Beşincisi: Nisa Suresi 78. Ayette geçen
[13]مَٓا اَصَابَكَ مِنْ حَسَنَةٍ فَمِنَ اللّٰهِؗ وَمَٓا اَصَابَكَ مِنْ سَيِّئَةٍ فَمِنْ نَفْسِكَۜ
sırrı gereği hasenatın tamamen Allah'tan olduğunu seyyiatın da insanın nefsinden olduğunu, Allah'a ait olan hasenata sahiplenmemek ve kendisine ait seyyiatı Allah'a vermemek için Risale-i nur'daki bütün hakikatler, nurlar ve feyizlerin Allah'tan olduğunu ve kendisinin karihasının bir neticesi olmadığını vurgulamak için bana yazdırıldı, kalbime ihtar edildi gibi ibareler kullanılmıştır. Risale i nur bu asırda hasene-yi kübra’dır. Belki, bu hasene-yi kübra bütün kubhu ve çirkinliği etkisizleştiriyor.
Ne mutlu o insana ki haddini bilip haddinden tecavüz etmez.

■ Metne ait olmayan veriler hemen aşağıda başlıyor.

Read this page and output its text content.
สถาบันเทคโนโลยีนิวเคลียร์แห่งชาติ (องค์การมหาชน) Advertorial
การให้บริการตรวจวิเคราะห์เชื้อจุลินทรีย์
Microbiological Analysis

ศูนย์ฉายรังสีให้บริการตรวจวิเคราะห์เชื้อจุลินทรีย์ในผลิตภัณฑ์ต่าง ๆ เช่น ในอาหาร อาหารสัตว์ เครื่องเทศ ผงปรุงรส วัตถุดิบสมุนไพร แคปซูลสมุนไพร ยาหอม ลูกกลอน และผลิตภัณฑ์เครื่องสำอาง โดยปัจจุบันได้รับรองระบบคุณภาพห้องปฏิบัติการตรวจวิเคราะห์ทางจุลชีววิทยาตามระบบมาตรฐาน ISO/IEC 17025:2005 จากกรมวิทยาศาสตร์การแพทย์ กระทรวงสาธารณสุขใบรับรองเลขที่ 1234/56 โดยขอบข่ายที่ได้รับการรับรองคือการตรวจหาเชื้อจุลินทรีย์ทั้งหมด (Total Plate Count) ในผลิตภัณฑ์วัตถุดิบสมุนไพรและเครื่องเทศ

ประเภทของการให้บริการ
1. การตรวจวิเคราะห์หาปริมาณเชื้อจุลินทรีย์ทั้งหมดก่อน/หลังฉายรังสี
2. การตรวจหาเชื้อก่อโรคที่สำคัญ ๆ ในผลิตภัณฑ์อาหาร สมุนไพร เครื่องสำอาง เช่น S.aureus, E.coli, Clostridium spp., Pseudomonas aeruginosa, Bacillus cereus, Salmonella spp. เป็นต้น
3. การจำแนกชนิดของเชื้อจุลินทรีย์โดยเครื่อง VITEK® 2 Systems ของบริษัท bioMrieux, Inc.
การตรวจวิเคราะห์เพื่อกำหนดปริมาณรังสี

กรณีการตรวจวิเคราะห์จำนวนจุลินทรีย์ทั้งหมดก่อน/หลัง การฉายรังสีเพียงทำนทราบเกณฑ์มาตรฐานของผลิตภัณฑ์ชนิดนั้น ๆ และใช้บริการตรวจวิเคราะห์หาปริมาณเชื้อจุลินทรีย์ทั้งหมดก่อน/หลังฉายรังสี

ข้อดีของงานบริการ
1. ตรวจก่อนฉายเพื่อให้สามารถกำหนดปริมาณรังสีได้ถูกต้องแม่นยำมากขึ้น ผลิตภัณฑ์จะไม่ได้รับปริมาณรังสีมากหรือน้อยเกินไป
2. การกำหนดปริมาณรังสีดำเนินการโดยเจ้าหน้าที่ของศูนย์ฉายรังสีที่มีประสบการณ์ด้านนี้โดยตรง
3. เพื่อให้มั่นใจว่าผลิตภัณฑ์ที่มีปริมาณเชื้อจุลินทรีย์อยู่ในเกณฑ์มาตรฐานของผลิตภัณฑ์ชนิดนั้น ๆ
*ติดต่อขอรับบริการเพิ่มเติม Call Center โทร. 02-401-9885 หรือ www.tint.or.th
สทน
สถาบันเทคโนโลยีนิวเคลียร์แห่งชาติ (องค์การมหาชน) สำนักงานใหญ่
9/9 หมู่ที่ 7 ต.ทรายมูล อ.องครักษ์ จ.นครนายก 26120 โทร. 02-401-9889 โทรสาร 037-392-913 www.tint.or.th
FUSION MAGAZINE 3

Altıncısı: Tahdis-i nimet olarak Allah'ın kendisine ihsan ettiği nimetleri ketmetmemek adına Allah’ın rahmetini nazara vermek ve bunlarla gururlanmamak ve kendisine düşen şükrü eda etmek manasındaki Duha suresi 11’de geçen
[14] وَاَمَّا بِنِعْمَةِ رَبِّكَ فَحَدِّثْ
ayeti ile Yunus Suresi 58’de geçen
[15] قُل بِفَضْلِ اللّٰهِ وَبِرَحْمَتِهٖ فَبِذٰلِكَ فَلْيَفْرَحُواؕ هُوَ خَيْرٌ مِمَّا يَجْمَعُونَ
ayeti icabınca müminlerin Allah’ın lütfu ve rahmetiyle sevinmeleri gerektiği ve bunun onların toplayıp biriktirdiklerinden daha değerli olduğunu ifade eden hakikatlerdir.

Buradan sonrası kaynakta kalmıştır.